9.3 Rachis does not warrant that the operation of Deliverables will be uninterrupted or error free or conform to any reliability or performance standards beyond those specified in the acceptance criteria nor does it warrant that the Deliverables will be compatible with future Rachis products or those of other vendors.
9.4 If Rachis receives notice during the warranty period of any substantial nonconformance with the acceptance criteria that materially impairs the functioning of a Deliverable, Rachis will, at its option, either correct the non-conformance or provide a work-around which substantially remedies the non-conformance.

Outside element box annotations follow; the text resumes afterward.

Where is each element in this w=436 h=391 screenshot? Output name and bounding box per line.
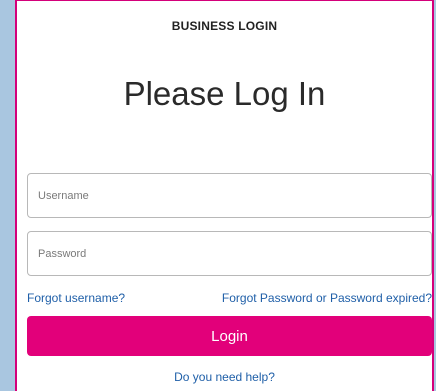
login-card: BUSINESS LOGIN Please Log In Forgot user… bbox=[15, 0, 434, 391]
help-link[interactable]: Do you need help? bbox=[17, 370, 432, 384]
password-input[interactable] bbox=[28, 232, 431, 275]
forgot-username-link[interactable]: Forgot username? bbox=[27, 291, 125, 305]
password-field[interactable] bbox=[27, 231, 432, 276]
header-title: BUSINESS LOGIN bbox=[171, 19, 278, 33]
username-field[interactable] bbox=[27, 173, 432, 218]
username-input[interactable] bbox=[28, 174, 431, 217]
forgot-password-link[interactable]: Forgot Password or Password expired? bbox=[222, 291, 432, 305]
page-title: Please Log In bbox=[123, 75, 326, 112]
login-button[interactable]: Login bbox=[27, 316, 432, 356]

9.5 If Rachis is unable within a reasonable time to comply with the foregoing obligations, Rachis will refund a reasonable portion of the price stated in the Statement of Work upon prompt return of the affected Deliverable to Rachis, and/ or delivery to Rachis of proof of the destruction of the affected Deliverable.
9.6 The warranties provided in this Section 6 will not apply in the event of deemed acceptance under Sections 5.1(b) or 5.3 above, or to defects or non-conformance resulting from:
(a) unauthorised, improper or inadequate maintenance by the Client or any third party;
(b) Software, hardware, interfacing, or supplies not supplied by Rachis;
(c) unauthorised modification of Deliverables or any portion thereof;
(d) improper use or operation of Deliverables or any portion thereof or the Client’s failure to comply with the applicable environmental specification; or
(e) improper site preparation or maintenance by the Client or a third party.
9.7 The Client must not rely on any representations by Rachis or any of its Personnel pursuant to or in the course of the provision of the Services.
9.8 To the extent permitted by law the above warranties are exclusive and no other warranty, condition or representation, whether written or oral, is expressed or implied and to the extent permitted by law, Rachis specifically disclaims the implied warranties of merchantability, fitness for a particular purpose, title and non-infringement.
10 Limitation of Liability
10.1 Notwithstanding anything else in this Agreement, to the extent permitted by law and neither Rachis nor its Personnel will be responsible for:
(a) lost or altered files, data or programs or damage to computer hardware (unless the loss, alteration or damage was wholly as a result of a negligent act or omission of Rachis);
(b) unauthorised copying of Client Confidential Information or intellection property by a third party (providing that Rachis has complied with its obligations under clause 13);
(c) damages relating to the Client’s procurement of substitute products or services (i.e., “cost of cover”); or
(d) incidental, indirect, special or consequential damages, including downtime costs, lost profits or goodwill arising under or pursuant to or in connection with this Agreement, the provision of any Service or the reliance by the Client on any information provided in the course of the Services.
10.2 Furthermore, to the extent that Rachis is liable for any loss or damages suffered by the Client, the amount that Rachis will be liable for is limited to the total amount of Fees paid by the Client to Rachis under this Agreement, and the Client releases and indemnifies Rachis from any liability in excess of this amount.
11 Legislative, regulatory and government requirements
11.1 Each part acknowledges that it is responsible for complying with all legislative, regulatory and other government requirements for itself including in relation to workers compensation, entitlements and the payment of all taxes and superannuation contributions in respect of its employees, contractors and agents.